I love that! It's how I have approached my situation from the moment I knew permanent childlessness was my infertility outcome. When I stopped myself thinking about what my kids would have been like, stopped imagining holding my child in my arms, hugging the toddler or the teen or the grown adult, etc. When I shut down those "what-if" thoughts because they were unkind to myself. When I wrenched myself away from the imaginings of the life I had hoped for.
It was a timely reminder too, if the examination had gone differently, how I would have had to approach a negative diagnosis. (My father died from metastasised skin cancer, and NZ has very high rates due to our high UV levels, so I am well aware of the risks. Hence the check-up.)

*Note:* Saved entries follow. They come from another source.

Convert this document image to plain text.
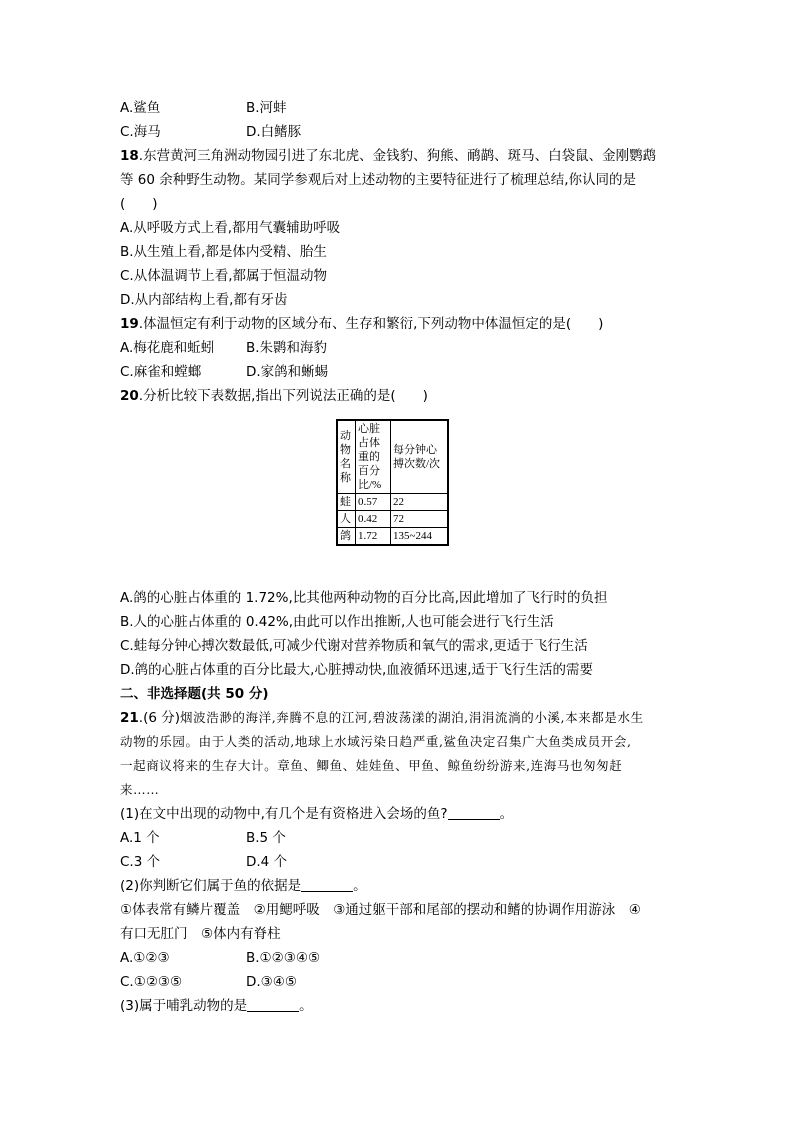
A.鲨鱼	B.河蚌
C.海马	D.白鳍豚
18.东营黄河三角洲动物园引进了东北虎、金钱豹、狗熊、鸸鹋、斑马、白袋鼠、金刚鹦鹉
等 60 余种野生动物。某同学参观后对上述动物的主要特征进行了梳理总结,你认同的是
(　　)
A.从呼吸方式上看,都用气囊辅助呼吸
B.从生殖上看,都是体内受精、胎生
C.从体温调节上看,都属于恒温动物
D.从内部结构上看,都有牙齿
19.体温恒定有利于动物的区域分布、生存和繁衍,下列动物中体温恒定的是(　　)
A.梅花鹿和蚯蚓	B.朱鹮和海豹
C.麻雀和螳螂	D.家鸽和蜥蜴
20.分析比较下表数据,指出下列说法正确的是(　　)
动物名称	心脏占体重的百分比/%	每分钟心搏次数/次
蛙	0.57	22
人	0.42	72
鸽	1.72	135~244
A.鸽的心脏占体重的 1.72%,比其他两种动物的百分比高,因此增加了飞行时的负担
B.人的心脏占体重的 0.42%,由此可以作出推断,人也可能会进行飞行生活
C.蛙每分钟心搏次数最低,可减少代谢对营养物质和氧气的需求,更适于飞行生活
D.鸽的心脏占体重的百分比最大,心脏搏动快,血液循环迅速,适于飞行生活的需要
二、非选择题(共 50 分)
21.(6 分)烟波浩渺的海洋,奔腾不息的江河,碧波荡漾的湖泊,涓涓流淌的小溪,本来都是水生
动物的乐园。由于人类的活动,地球上水域污染日趋严重,鲨鱼决定召集广大鱼类成员开会,
一起商议将来的生存大计。章鱼、鲫鱼、娃娃鱼、甲鱼、鲸鱼纷纷游来,连海马也匆匆赶
来……
(1)在文中出现的动物中,有几个是有资格进入会场的鱼?	。
A.1 个	B.5 个
C.3 个	D.4 个
(2)你判断它们属于鱼的依据是	。
①体表常有鳞片覆盖　②用鳃呼吸　③通过躯干部和尾部的摆动和鳍的协调作用游泳　④
有口无肛门　⑤体内有脊柱
A.①②③	B.①②③④⑤
C.①②③⑤	D.③④⑤
(3)属于哺乳动物的是	。
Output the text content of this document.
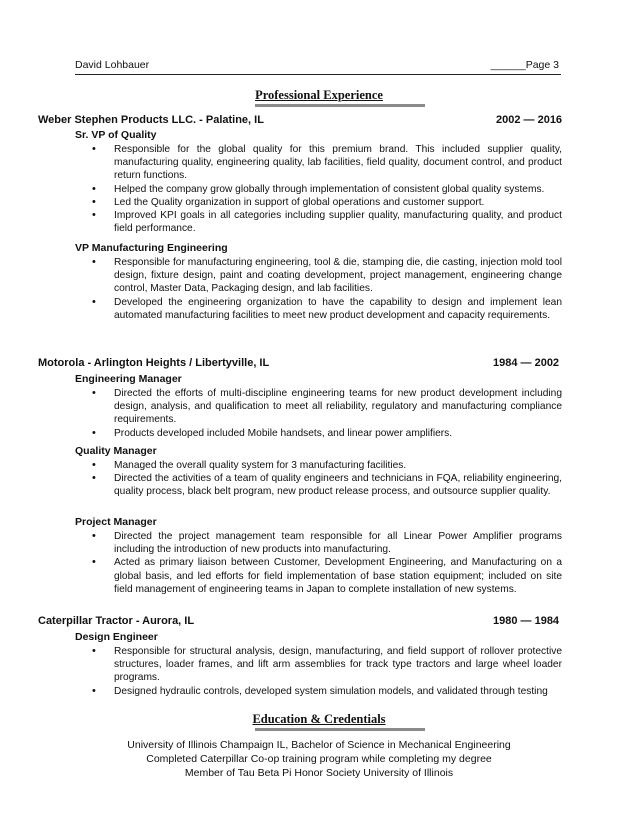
David Lohbauer	______Page 3
Professional Experience
Weber Stephen Products LLC. - Palatine, IL	2002 — 2016
Sr. VP of Quality
• Responsible for the global quality for this premium brand. This included supplier quality, manufacturing quality, engineering quality, lab facilities, field quality, document control, and product return functions.
• Helped the company grow globally through implementation of consistent global quality systems.
• Led the Quality organization in support of global operations and customer support.
• Improved KPI goals in all categories including supplier quality, manufacturing quality, and product field performance.
VP Manufacturing Engineering
• Responsible for manufacturing engineering, tool & die, stamping die, die casting, injection mold tool design, fixture design, paint and coating development, project management, engineering change control, Master Data, Packaging design, and lab facilities.
• Developed the engineering organization to have the capability to design and implement lean automated manufacturing facilities to meet new product development and capacity requirements.
Motorola - Arlington Heights / Libertyville, IL	1984 — 2002
Engineering Manager
• Directed the efforts of multi-discipline engineering teams for new product development including design, analysis, and qualification to meet all reliability, regulatory and manufacturing compliance requirements.
• Products developed included Mobile handsets, and linear power amplifiers.
Quality Manager
• Managed the overall quality system for 3 manufacturing facilities.
• Directed the activities of a team of quality engineers and technicians in FQA, reliability engineering, quality process, black belt program, new product release process, and outsource supplier quality.
Project Manager
• Directed the project management team responsible for all Linear Power Amplifier programs including the introduction of new products into manufacturing.
• Acted as primary liaison between Customer, Development Engineering, and Manufacturing on a global basis, and led efforts for field implementation of base station equipment; included on site field management of engineering teams in Japan to complete installation of new systems.
Caterpillar Tractor - Aurora, IL	1980 — 1984
Design Engineer
• Responsible for structural analysis, design, manufacturing, and field support of rollover protective structures, loader frames, and lift arm assemblies for track type tractors and large wheel loader programs.
• Designed hydraulic controls, developed system simulation models, and validated through testing
Education & Credentials
University of Illinois Champaign IL, Bachelor of Science in Mechanical Engineering
Completed Caterpillar Co-op training program while completing my degree
Member of Tau Beta Pi Honor Society University of Illinois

I know I've written about this a lot before. It's what happens when you have a No Kidding slash childlessness blog for almost 12 years, and write solely on No Kidding/childlessness issues! Repetition is inevitable. But if I'm honest, I don't mind that. I hope you don't. I'd hate to bore my readers!
In fact, I really like seeing the same philosophies I live by popping up in other contexts, when I'm reading or watching something totally unrelated to my No Kidding life. In this case, it was a formerly aristocratic man in Russia realising his life had forever changed in newly communist Russia, in "A Gentleman in Moscow" by Amor Towles. There are little gems of wisdom we can apply to our No Kidding lives everywhere we look. They help me recommit to enjoying my life as it is now. And they remind me we're not alone.